JAILOLO, Opsinews.com – Pemerintah Kabupaten Halmahera Barat, Provinsi Maluku Utara, mengoleksi Sekitar 1600 sekian temuan Badan Pemeriksa Keuangan (BPK) RI perwakilan Provinsi Maluku Utara. Temuan BPK RI yang menjadi koleksi Pemkab Halbar itu adalah temuan dari tahun 2005-2020.
Wakil Bupati Halbar Djufri Muhamad Kepada media ini diruang kerjanya Rabu (03/3) menyampaikan, bahwa Ia menggelar rapat perdana bersama sekretaris daerah (Sekda) Halbar, Pimpinan SKPD dan Camat se-Kabupaten Halmahera Barat.

Jufri Muhammad Wakil Bupati Halmaherah Barat Saat dikonfirmasi di ruang kerjanya. (ft/ist)
Dalam rapat tersebut, orang nomor dua di pemkab Halbar itu, meminta inspektorat menyampaikan laporan terkait hasil tindak lanjut temuan BPK tahun 2005-2020.
“Dari tahun 2005 sampai 2020, ada kurang lebih 1600 sekian temuan, baik temuan yang bersifat administratif maupun temuan yang bersifat kerugian materil,” ungkap, Djufri.
Djufri bilang, Dari 1600 sekian temuan, yang sudah ditindak lanjuti mencapai 567 temuan, sisanya sekitar 460 sekian yang belum ditindak lanjuti.
Koleksi temuan terbanyak.

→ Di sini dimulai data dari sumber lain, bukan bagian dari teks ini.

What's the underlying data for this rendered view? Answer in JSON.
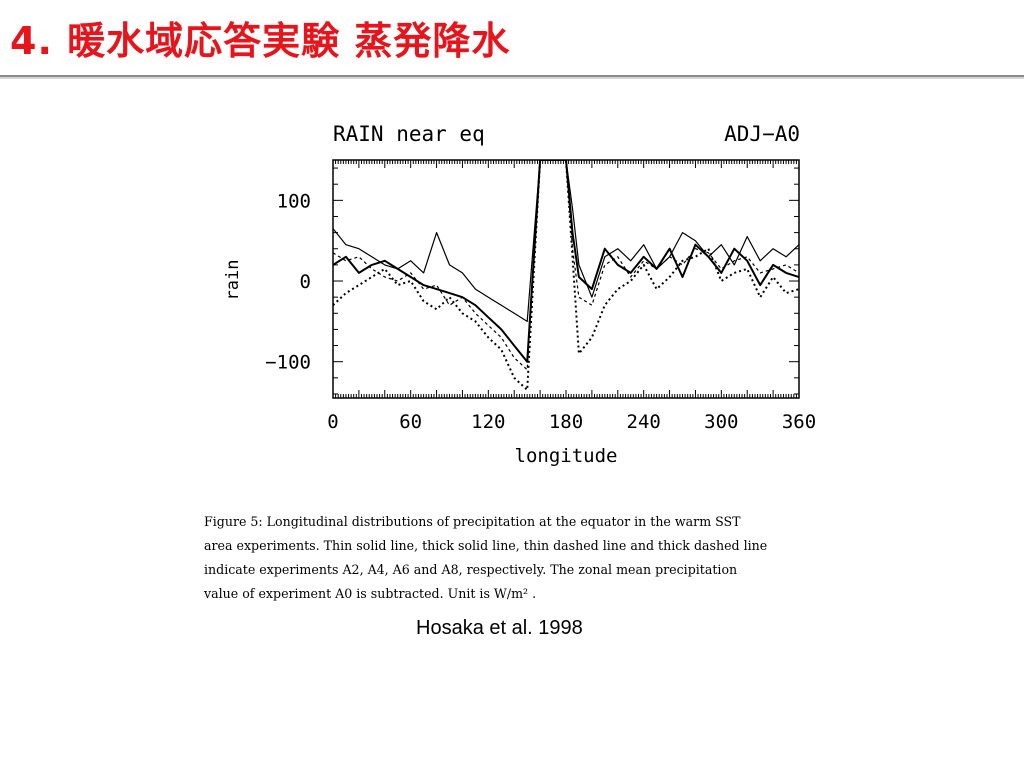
{
  "slide": {
    "title": "4. 暖水域応答実験 蒸発降水",
    "caption_lines": [
      "Figure 5:  Longitudinal distributions of precipitation at the equator in the warm SST",
      "area experiments. Thin solid line, thick solid line, thin dashed line and thick dashed line",
      "indicate experiments A2, A4, A6 and A8, respectively.  The zonal mean precipitation",
      "value of experiment A0 is subtracted.  Unit is W/m² ."
    ],
    "citation": "Hosaka et al. 1998"
  },
  "chart_data": {
    "type": "line",
    "title": "RAIN near eq",
    "subtitle": "ADJ−A0",
    "xlabel": "longitude",
    "ylabel": "rain",
    "xlim": [
      0,
      360
    ],
    "ylim": [
      -145,
      150
    ],
    "x_ticks": [
      0,
      60,
      120,
      180,
      240,
      300,
      360
    ],
    "y_ticks": [
      -100,
      0,
      100
    ],
    "x_tick_labels": [
      "0",
      "60",
      "120",
      "180",
      "240",
      "300",
      "360"
    ],
    "y_tick_labels": [
      "−100",
      "0",
      "100"
    ],
    "grid": false,
    "x": [
      0,
      10,
      20,
      30,
      40,
      50,
      60,
      70,
      80,
      90,
      100,
      110,
      120,
      130,
      140,
      150,
      160,
      165,
      170,
      175,
      180,
      185,
      190,
      200,
      210,
      220,
      230,
      240,
      250,
      260,
      270,
      280,
      290,
      300,
      310,
      320,
      330,
      340,
      350,
      360
    ],
    "series": [
      {
        "style": "thin-solid",
        "values": [
          65,
          45,
          40,
          30,
          20,
          15,
          25,
          10,
          60,
          20,
          10,
          -10,
          -20,
          -30,
          -40,
          -50,
          150,
          150,
          150,
          150,
          150,
          90,
          20,
          -20,
          30,
          40,
          25,
          45,
          15,
          30,
          60,
          50,
          30,
          45,
          20,
          55,
          25,
          40,
          30,
          45
        ]
      },
      {
        "style": "thick-solid",
        "values": [
          20,
          30,
          10,
          20,
          25,
          15,
          5,
          -5,
          -10,
          -15,
          -20,
          -30,
          -45,
          -60,
          -80,
          -100,
          150,
          150,
          150,
          150,
          150,
          60,
          5,
          -10,
          40,
          20,
          10,
          30,
          15,
          40,
          5,
          45,
          30,
          10,
          40,
          25,
          -5,
          20,
          10,
          5
        ]
      },
      {
        "style": "thin-dashed",
        "values": [
          35,
          25,
          30,
          15,
          5,
          0,
          10,
          -10,
          -5,
          -30,
          -20,
          -40,
          -55,
          -70,
          -95,
          -110,
          150,
          150,
          150,
          150,
          150,
          40,
          -20,
          -30,
          20,
          30,
          5,
          25,
          15,
          30,
          20,
          40,
          35,
          15,
          25,
          30,
          10,
          15,
          20,
          10
        ]
      },
      {
        "style": "thick-dashed",
        "values": [
          -30,
          -15,
          -5,
          5,
          15,
          -5,
          0,
          -25,
          -35,
          -20,
          -40,
          -50,
          -70,
          -85,
          -120,
          -135,
          150,
          150,
          150,
          150,
          150,
          30,
          -90,
          -70,
          -30,
          -10,
          0,
          20,
          -10,
          5,
          25,
          30,
          40,
          0,
          10,
          15,
          -20,
          5,
          -15,
          -10
        ]
      }
    ],
    "colors": {
      "axis": "#000000",
      "line": "#000000",
      "title": "#e8141c"
    }
  }
}
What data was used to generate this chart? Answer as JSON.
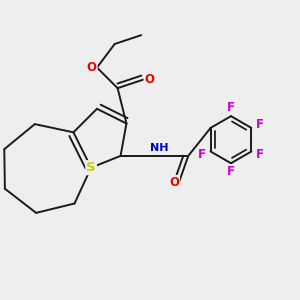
{
  "bg_color": "#eeeeee",
  "bond_color": "#1a1a1a",
  "bond_width": 1.4,
  "atom_colors": {
    "S": "#cccc00",
    "O": "#ee0000",
    "N": "#0000cc",
    "F": "#cc00cc",
    "H": "#008888",
    "C": "#1a1a1a"
  },
  "font_size": 8.5,
  "fig_width": 3.0,
  "fig_height": 3.0,
  "dpi": 100,
  "xlim": [
    0,
    10
  ],
  "ylim": [
    0,
    10
  ]
}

Kata Djufri, adalah temuan internal, yakni temuan perjalanan dinas, perjalanan rutin kantor dan temuan pihak ketiga.
“Saya sampikan bahwa ini adalah program 100 hari kerja bupati dan wakil bupati. Oleh sebab itu, saya minta agar mulai hari ini dan seterusnya, pimpinan SKPD yang memiliki temuan BPK harus serius mengatasi itu, Karena saya akan masukan tindak lanjut temuan ini dalam sebuah indikator penilaian kinerja SKPD,” tegasnya.
Politis Partai Nasdem itu menambahkan, pada Rabu pekan depan, dirinya akan kembali mengelar rapat, jika sampai angka rekomendasi tidak berubah maka siap dievaluasi.
“Setiap SKPD harus ada langkah, mulai hari ini sudah bisa menugaskan salah satu staf ke inspektorat untuk berkonsultasi,” ujarnya.